Isotoop
Uit Wikipedia, de vrije encyclopedie

Het chemisch element waartoe een atoom behoort wordt bepaald door het aantal protonen in de kern. Voor een gegeven aantal protonen kan daarnaast het aantal neutronen in de kern variëren; we spreken dan van verschillende isotopen van hetzelfde element.
De term is een samentrekking van twee Griekse woorden: isos = gelijk, en topos = plaats. Hiermee wordt benadrukt dat verschillende isotopen van hetzelfde element dezelfde plaats innemen in het periodiek systeem.
Inhoud |
[bewerk] Massagetal en atoomnummer
De chemische eigenschappen van een atoom worden vrijwel uitsluitend bepaald door het atoomnummer, dus het aantal protonen. Het is daardoor vrijwel onmogelijk isotopen van hetzelfde element met chemische middelen van elkaar te scheiden.
De massa van het atoom wordt vrijwel geheel door de som van het aantal nucleonen (protonen plus neutronen) bepaald. Dit aantal wordt weergegeven in het massagetal. Verschillende isotopen van het zelfde element hebben hetzelfde atoomnummer maar dus altijd een verschillend massagetal (atoommassa).

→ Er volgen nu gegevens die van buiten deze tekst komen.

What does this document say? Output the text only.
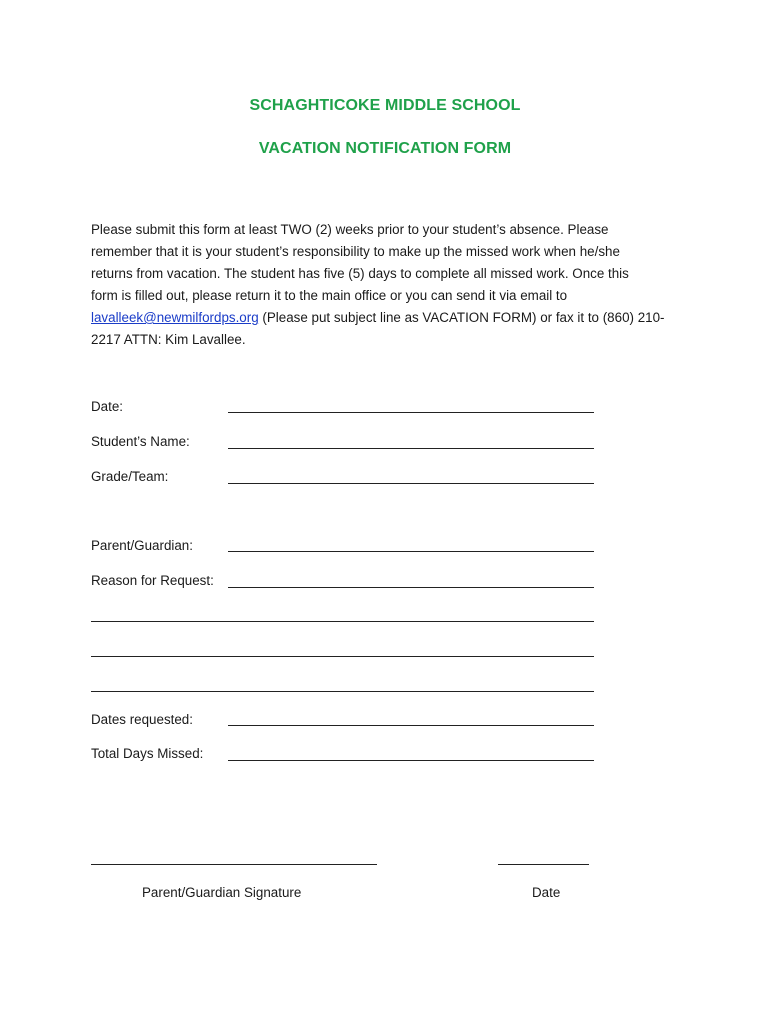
SCHAGHTICOKE MIDDLE SCHOOL
VACATION NOTIFICATION FORM
Please submit this form at least TWO (2) weeks prior to your student’s absence. Please
remember that it is your student’s responsibility to make up the missed work when he/she
returns from vacation. The student has five (5) days to complete all missed work. Once this
form is filled out, please return it to the main office or you can send it via email to
lavalleek@newmilfordps.org (Please put subject line as VACATION FORM) or fax it to (860) 210-
2217 ATTN: Kim Lavallee.
Date:
Student’s Name:
Grade/Team:
Parent/Guardian:
Reason for Request:
Dates requested:
Total Days Missed:
Parent/Guardian Signature	Date
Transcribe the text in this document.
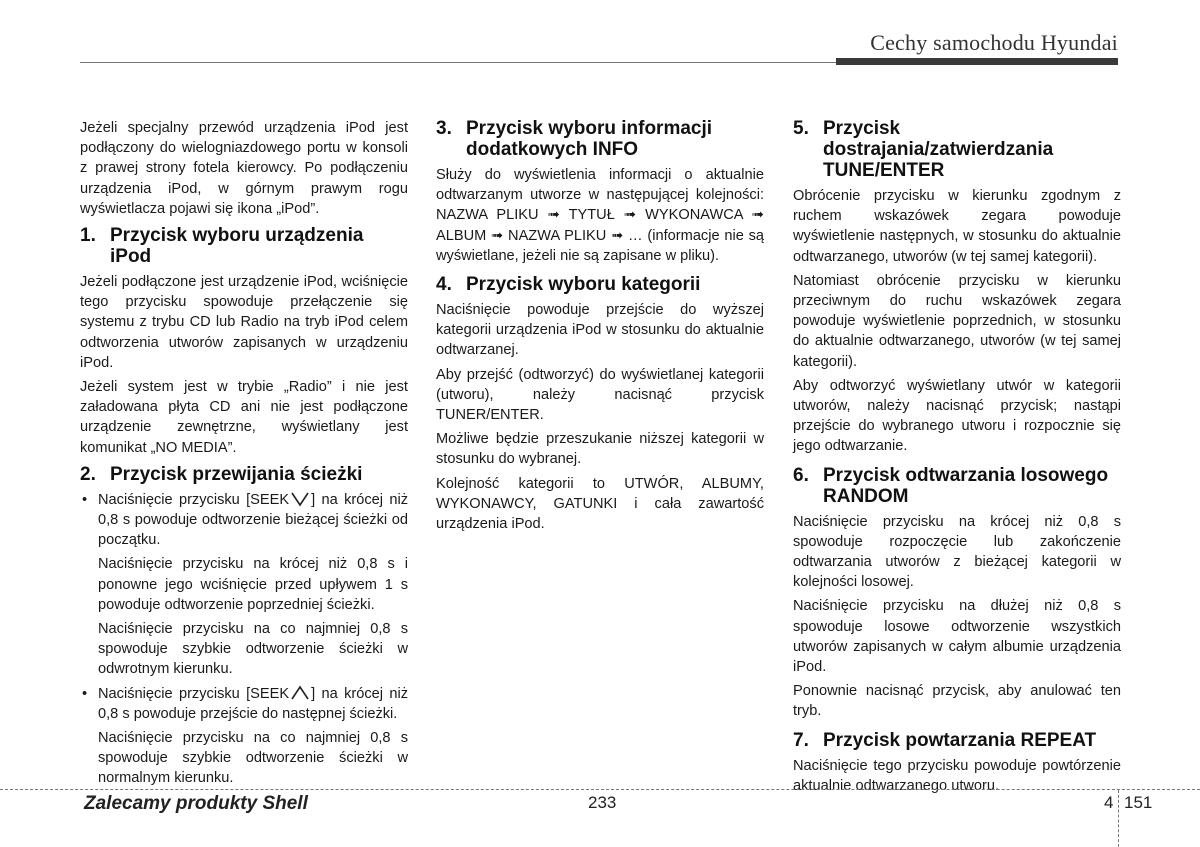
Cechy samochodu Hyundai

Jeżeli specjalny przewód urządzenia iPod jest podłączony do wielogniazdowego portu w konsoli z prawej strony fotela kierowcy. Po podłączeniu urządzenia iPod, w górnym prawym rogu wyświetlacza pojawi się ikona „iPod”.

1. Przycisk wyboru urządzenia iPod

Jeżeli podłączone jest urządzenie iPod, wciśnięcie tego przycisku spowoduje przełączenie się systemu z trybu CD lub Radio na tryb iPod celem odtworzenia utworów zapisanych w urządzeniu iPod.

Jeżeli system jest w trybie „Radio” i nie jest załadowana płyta CD ani nie jest podłączone urządzenie zewnętrzne, wyświetlany jest komunikat „NO MEDIA”.

2. Przycisk przewijania ścieżki
• Naciśnięcie przycisku [SEEK ] na krócej niż 0,8 s powoduje odtworzenie bieżącej ścieżki od początku.

Naciśnięcie przycisku na krócej niż 0,8 s i ponowne jego wciśnięcie przed upływem 1 s powoduje odtworzenie poprzedniej ścieżki.

Naciśnięcie przycisku na co najmniej 0,8 s spowoduje szybkie odtworzenie ścieżki w odwrotnym kierunku.

• Naciśnięcie przycisku [SEEK ] na krócej niż 0,8 s powoduje przejście do następnej ścieżki.

Naciśnięcie przycisku na co najmniej 0,8 s spowoduje szybkie odtworzenie ścieżki w normalnym kierunku.

3. Przycisk wyboru informacji dodatkowych INFO

Służy do wyświetlenia informacji o aktualnie odtwarzanym utworze w następującej kolejności: NAZWA PLIKU ➟ TYTUŁ ➟ WYKONAWCA ➟ ALBUM ➟ NAZWA PLIKU ➟ … (informacje nie są wyświetlane, jeżeli nie są zapisane w pliku).

4. Przycisk wyboru kategorii

Naciśnięcie powoduje przejście do wyższej kategorii urządzenia iPod w stosunku do aktualnie odtwarzanej.

Aby przejść (odtworzyć) do wyświetlanej kategorii (utworu), należy nacisnąć przycisk TUNER/ENTER.

Możliwe będzie przeszukanie niższej kategorii w stosunku do wybranej.

Kolejność kategorii to UTWÓR, ALBUMY, WYKONAWCY, GATUNKI i cała zawartość urządzenia iPod.

5. Przycisk dostrajania/zatwierdzania TUNE/ENTER

Obrócenie przycisku w kierunku zgodnym z ruchem wskazówek zegara powoduje wyświetlenie następnych, w stosunku do aktualnie odtwarzanego, utworów (w tej samej kategorii).

Natomiast obrócenie przycisku w kierunku przeciwnym do ruchu wskazówek zegara powoduje wyświetlenie poprzednich, w stosunku do aktualnie odtwarzanego, utworów (w tej samej kategorii).

Aby odtworzyć wyświetlany utwór w kategorii utworów, należy nacisnąć przycisk; nastąpi przejście do wybranego utworu i rozpocznie się jego odtwarzanie.

6. Przycisk odtwarzania losowego RANDOM

Naciśnięcie przycisku na krócej niż 0,8 s spowoduje rozpoczęcie lub zakończenie odtwarzania utworów z bieżącej kategorii w kolejności losowej.

Naciśnięcie przycisku na dłużej niż 0,8 s spowoduje losowe odtworzenie wszystkich utworów zapisanych w całym albumie urządzenia iPod.

Ponownie nacisnąć przycisk, aby anulować ten tryb.

7. Przycisk powtarzania REPEAT

Naciśnięcie tego przycisku powoduje powtórzenie aktualnie odtwarzanego utworu.

Zalecamy produkty Shell	233	4 151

[bewerk] Een voorbeeld: het element Chloor
Van veel elementen komt in de natuur een mengsel van isotopen voor. (De verhouding waarin isotopen voorkomen in een monster kan heel nauwkeurig worden bepaald met behulp van massaspectrometrie.) Het element chloor bijvoorbeeld heeft atoomnummer 17. Alle chlooratomen hebben dus 17 protonen in de kern, maar er zijn twee isotopen. Driekwart van de atomen hebben 18 neutronen, de rest 20 neutronen. Het massagetal is dus ofwel 17+18=35 ofwel 17+20=37. De isotopen worden geschreven als 35Cl en 37Cl. Met deze notatievorm is het niet nodig het aantal protonen en neutronen apart te vermelden, immers het symbool Cl staat in het periodieke systeem op de 17e plaats en heeft dus per definitie 17 protonen, daarmee is de rekensom naar aantal neutronen in een isotoop altijd in omgekeerde richting te maken.
[bewerk] Chemie
De chemische eigenschappen van isotopen van een element zijn bij benadering gelijk aan elkaar; slechts bij zeer nauwkeurige meting blijken er toch wel wat verschillen te zijn, dit heet het kinetisch isotoop effect. Vooral bij lichte elementen kunnen de chemische en meer nog de natuurkundige eigenschappen wel wat verschillen: zo is bijvoorbeeld het smeltpunt van ijs van zwaar water (D2O) ongeveer 4°C in plaats van 0°C.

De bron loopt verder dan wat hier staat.